The War Museum at Oslo
Raindrops surf my windshield, slip across my reflection,
tears not fettered by gravity. I look into my father’s face,
decades gone, rather than my own. Years later I search for family
seeds.Norway’s fjords shed salty droplets
on faces like my father’s. Round faces. Eyes dilute-blue
like the pale skies above them. Men who fought
as Churchill’s voice crackled through smuggled vacuum
tubes. Here miniature battles, cotton snow, charcoal
clouds, tiny lead replicas of soldiers now gone,
desperate photo-faces of the condemned. Only days before I reached this spur,
I saw my grandson off to war, alone. A sacrifice.

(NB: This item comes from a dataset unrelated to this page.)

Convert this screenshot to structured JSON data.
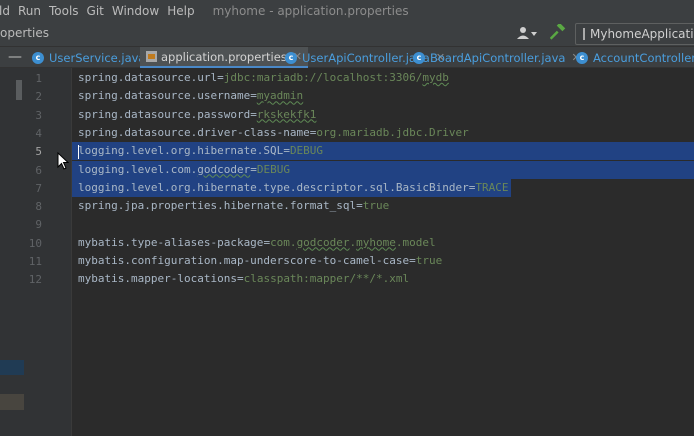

A trade. For my father who never marched. Travis’ face
flat, pasted behind a window, an upside down smiley
pattern behind windows tinted khaki, his bus taking
him away from me. I leave the dark halls, history
encased, to sit outside fortress walls, put my head
between my knees. Gasp for comfort. Fragile. A portrait
on my bureau at home. Acidglass shores up the image
murlled by time. My father, stands in sepia snow,
round face, eyes look beyond the frame at me. He wouldn’t know
these boys his age, his blood, resisting Hitler’s hand
raised, his arms against them. Oceans, bodies of land
between my father and these others. Here a disconnect,
a link I cannot touch or breathe. Once I was a child
who did not have to say goodbye, now a grandmother
who must pay the price. My grandson. Heads for heat
and oil and sand. He, too, resists. He, however,
unsure, doesn’t know quite why or who or what.
This Nordic rain does not, cannot wash
the memory or the present clean or clear.